FDA grants novel agent accelerated approval for reducing proteinuria in IgA nephropathy

Purpose-built for physicians

The FDA granted accelerated approval for sibeprenlimab-szsi to reduce proteinuria for adults with primary immunoglobulin A nephropathy at risk for disease progression, according to an industry press release.

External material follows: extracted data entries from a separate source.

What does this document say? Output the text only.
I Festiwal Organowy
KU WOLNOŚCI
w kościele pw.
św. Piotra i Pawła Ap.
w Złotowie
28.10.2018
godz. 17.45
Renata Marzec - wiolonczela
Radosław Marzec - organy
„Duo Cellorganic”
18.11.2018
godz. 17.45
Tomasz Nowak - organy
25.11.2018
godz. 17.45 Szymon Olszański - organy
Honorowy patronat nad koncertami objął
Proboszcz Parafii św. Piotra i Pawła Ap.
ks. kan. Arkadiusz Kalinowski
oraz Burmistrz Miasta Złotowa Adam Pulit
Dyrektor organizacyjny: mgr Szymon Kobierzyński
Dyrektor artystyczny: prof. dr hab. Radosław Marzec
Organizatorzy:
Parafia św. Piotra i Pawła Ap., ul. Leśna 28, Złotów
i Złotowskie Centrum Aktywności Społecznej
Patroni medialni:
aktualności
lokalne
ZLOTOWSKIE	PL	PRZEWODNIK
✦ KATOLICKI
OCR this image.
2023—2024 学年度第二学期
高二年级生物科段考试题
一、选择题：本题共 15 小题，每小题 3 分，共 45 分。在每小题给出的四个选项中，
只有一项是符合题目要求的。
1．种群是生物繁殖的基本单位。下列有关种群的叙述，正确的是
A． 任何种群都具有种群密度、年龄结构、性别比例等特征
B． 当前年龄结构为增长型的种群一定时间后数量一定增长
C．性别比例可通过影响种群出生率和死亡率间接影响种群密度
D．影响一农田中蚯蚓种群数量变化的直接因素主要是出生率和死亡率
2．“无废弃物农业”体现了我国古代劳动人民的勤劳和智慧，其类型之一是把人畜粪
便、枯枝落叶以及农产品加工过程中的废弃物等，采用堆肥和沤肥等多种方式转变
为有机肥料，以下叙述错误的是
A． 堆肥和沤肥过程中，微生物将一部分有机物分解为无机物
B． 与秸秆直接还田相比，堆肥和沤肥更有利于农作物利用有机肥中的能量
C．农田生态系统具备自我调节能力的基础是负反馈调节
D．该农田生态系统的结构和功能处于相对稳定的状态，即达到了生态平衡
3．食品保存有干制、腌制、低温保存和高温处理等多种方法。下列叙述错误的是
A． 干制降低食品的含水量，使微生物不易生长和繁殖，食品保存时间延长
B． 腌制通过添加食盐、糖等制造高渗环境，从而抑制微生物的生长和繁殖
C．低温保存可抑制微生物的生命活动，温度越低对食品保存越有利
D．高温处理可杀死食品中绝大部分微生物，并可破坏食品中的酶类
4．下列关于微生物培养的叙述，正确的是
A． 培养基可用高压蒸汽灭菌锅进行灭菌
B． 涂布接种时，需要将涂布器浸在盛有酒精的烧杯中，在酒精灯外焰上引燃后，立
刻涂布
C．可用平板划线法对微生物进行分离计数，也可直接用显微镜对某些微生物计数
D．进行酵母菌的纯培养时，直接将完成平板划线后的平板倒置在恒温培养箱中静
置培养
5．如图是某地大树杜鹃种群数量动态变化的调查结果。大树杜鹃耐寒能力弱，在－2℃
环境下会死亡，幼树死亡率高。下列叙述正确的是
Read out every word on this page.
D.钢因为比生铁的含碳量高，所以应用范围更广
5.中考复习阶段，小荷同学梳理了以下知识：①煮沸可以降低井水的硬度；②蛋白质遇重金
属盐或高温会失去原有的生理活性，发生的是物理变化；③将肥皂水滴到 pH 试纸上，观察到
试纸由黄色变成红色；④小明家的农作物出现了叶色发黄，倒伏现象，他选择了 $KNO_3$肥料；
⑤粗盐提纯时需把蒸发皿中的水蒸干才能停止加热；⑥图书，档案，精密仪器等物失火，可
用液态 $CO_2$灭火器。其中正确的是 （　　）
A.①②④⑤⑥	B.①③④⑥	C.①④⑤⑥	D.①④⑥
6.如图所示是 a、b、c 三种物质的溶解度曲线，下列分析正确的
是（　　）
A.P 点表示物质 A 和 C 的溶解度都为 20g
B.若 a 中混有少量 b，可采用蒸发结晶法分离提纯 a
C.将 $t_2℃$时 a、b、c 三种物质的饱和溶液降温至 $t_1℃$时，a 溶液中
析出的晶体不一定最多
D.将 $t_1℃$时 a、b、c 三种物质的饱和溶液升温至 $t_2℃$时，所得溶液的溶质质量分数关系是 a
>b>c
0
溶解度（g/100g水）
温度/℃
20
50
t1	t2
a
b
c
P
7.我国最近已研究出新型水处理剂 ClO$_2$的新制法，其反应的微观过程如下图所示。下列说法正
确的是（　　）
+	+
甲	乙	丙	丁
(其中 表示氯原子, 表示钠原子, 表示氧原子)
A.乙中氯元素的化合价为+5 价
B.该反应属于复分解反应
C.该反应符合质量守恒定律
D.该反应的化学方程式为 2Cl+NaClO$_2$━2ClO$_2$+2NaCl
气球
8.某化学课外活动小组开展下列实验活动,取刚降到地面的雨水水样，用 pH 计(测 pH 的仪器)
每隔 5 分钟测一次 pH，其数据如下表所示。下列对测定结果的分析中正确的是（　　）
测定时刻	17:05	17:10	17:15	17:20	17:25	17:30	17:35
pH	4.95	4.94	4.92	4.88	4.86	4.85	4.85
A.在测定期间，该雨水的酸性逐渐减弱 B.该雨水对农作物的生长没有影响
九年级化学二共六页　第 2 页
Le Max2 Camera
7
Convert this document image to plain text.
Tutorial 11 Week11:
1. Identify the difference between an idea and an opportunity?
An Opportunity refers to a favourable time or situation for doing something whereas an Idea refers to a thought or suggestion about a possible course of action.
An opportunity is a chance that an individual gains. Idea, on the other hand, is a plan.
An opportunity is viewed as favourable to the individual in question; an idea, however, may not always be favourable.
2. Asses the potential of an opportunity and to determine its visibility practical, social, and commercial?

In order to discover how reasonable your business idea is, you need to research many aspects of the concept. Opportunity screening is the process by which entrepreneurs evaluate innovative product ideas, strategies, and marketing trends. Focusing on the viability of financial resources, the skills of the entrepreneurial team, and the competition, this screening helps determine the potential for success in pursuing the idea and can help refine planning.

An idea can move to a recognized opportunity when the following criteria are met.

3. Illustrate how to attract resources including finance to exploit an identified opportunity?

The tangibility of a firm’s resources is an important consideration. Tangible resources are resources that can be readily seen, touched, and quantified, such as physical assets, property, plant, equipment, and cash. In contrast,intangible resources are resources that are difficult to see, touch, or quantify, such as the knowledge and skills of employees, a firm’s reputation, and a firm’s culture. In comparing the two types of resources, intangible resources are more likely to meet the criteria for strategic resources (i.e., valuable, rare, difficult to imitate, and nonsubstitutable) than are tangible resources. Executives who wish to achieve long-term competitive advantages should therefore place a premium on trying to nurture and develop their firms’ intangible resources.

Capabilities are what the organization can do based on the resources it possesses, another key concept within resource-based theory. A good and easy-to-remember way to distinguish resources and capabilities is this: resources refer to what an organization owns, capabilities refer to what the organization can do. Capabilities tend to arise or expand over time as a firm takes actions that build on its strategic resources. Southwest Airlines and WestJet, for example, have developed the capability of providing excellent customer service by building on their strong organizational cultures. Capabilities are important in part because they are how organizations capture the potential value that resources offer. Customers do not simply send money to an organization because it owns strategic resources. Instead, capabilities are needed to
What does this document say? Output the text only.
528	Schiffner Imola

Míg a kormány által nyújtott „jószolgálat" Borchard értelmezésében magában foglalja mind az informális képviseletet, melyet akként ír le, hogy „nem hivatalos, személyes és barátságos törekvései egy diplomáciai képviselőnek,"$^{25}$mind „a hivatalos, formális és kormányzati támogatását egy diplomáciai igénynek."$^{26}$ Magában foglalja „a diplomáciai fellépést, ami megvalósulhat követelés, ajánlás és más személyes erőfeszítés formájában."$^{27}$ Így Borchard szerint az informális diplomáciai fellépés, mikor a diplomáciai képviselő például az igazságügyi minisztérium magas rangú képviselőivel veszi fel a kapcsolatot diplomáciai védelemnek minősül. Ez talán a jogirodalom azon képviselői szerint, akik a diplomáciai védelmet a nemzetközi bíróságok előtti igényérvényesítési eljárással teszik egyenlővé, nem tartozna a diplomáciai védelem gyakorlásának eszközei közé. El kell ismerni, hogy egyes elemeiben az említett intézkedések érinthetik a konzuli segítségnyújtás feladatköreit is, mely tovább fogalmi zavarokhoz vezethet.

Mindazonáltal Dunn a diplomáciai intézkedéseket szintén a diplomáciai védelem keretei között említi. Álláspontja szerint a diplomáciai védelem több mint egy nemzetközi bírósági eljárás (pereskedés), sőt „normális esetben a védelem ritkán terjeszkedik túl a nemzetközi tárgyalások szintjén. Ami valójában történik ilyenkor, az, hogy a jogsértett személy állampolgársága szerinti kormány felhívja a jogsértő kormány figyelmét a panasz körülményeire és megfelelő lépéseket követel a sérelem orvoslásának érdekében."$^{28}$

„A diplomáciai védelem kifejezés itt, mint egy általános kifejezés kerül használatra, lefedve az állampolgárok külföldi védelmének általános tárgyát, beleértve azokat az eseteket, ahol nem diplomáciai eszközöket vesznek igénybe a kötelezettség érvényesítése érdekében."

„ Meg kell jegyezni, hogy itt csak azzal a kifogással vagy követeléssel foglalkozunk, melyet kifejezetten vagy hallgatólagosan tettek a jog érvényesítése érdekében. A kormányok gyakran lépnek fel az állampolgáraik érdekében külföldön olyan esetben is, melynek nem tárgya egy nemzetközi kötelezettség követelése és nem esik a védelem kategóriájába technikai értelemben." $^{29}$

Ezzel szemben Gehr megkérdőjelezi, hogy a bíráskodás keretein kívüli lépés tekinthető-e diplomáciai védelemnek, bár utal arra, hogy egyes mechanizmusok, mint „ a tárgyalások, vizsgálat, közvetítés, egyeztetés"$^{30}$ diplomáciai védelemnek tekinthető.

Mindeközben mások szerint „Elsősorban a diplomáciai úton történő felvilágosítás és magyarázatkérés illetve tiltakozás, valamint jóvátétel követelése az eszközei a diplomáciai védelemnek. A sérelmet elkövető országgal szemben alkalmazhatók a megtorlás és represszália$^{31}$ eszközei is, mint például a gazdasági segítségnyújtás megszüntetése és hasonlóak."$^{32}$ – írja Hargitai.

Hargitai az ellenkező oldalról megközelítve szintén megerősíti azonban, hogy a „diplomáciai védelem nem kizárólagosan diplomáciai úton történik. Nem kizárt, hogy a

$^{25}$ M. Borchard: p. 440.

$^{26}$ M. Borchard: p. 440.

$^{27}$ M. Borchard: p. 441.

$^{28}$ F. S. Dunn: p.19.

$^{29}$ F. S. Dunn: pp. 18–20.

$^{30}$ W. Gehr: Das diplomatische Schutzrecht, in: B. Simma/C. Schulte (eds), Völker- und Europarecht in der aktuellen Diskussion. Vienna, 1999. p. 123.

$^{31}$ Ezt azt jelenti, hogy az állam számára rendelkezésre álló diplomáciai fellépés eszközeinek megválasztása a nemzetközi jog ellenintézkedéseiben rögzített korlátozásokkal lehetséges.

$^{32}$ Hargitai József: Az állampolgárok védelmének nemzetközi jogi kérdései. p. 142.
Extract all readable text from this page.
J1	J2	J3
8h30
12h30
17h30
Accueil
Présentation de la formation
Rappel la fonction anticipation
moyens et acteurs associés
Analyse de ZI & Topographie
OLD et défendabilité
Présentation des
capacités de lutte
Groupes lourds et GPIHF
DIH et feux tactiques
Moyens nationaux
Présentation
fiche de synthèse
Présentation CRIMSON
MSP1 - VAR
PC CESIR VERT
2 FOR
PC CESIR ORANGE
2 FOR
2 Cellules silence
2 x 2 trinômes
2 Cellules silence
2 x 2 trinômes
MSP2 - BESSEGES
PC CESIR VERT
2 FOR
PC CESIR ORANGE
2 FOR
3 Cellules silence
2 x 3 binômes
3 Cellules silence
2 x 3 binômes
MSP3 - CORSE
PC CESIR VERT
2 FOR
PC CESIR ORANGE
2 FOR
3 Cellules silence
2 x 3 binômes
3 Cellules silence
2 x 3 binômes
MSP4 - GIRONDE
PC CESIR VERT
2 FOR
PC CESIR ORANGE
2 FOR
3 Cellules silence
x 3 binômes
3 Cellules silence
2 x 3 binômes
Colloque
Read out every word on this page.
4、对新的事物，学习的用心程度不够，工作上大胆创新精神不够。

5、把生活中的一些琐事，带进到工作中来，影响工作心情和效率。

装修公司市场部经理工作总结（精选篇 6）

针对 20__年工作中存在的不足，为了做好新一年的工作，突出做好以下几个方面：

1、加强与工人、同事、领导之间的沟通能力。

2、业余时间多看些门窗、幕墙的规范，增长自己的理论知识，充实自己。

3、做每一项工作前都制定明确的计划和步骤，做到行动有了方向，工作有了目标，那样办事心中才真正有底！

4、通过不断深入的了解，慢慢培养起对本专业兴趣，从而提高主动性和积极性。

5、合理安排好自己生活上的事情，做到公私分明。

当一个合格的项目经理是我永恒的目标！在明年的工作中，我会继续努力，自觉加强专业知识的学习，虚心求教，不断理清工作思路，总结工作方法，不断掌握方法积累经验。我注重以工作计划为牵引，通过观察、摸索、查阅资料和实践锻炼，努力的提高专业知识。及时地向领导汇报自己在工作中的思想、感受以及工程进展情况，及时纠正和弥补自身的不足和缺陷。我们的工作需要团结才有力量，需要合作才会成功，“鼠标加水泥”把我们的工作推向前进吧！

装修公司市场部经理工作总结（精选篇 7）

Sibeprenlimab-szsi (Voyxact, Otsuka Pharmaceutical) is the first A-proliferation-inducing-ligand (APRIL) blocker to be approved for treating immunoglobulin A nephropathy (IgAN), according to John Kraus, MD, PhD, executive vice president and chief medical officer at Otsuka. It is a self-administered, subcutaneous injection dosed every 4 weeks, he said.

“APRIL plays a key role in the 4-hit process of IgAN pathogenesis and is an important initiating and sustaining factor in IgAN progression,” Kraus told Healio. “It promotes the production of pathogenic galactose-deficient IgA1 (Gd-IgA1), which is the first step in the disease onset. By blocking APRIL, Voyxact leads to reduced levels of Gd-IgA1.”

The pivotal trial for FDA approval was the multicenter, double-blind, placebo-controlled phase 3 VISIONARY trial. An interim analysis demonstrated a significant placebo-adjusted treatment effect in proteinuria reduction after 9 months of treatment with sibeprenlimab-szsi vs. placebo (–50% vs. 2%) for 320 patients with an IgAN diagnosis and eGFR greater than 30 mL/min/1.73 m² on a stable dose of supportive therapy.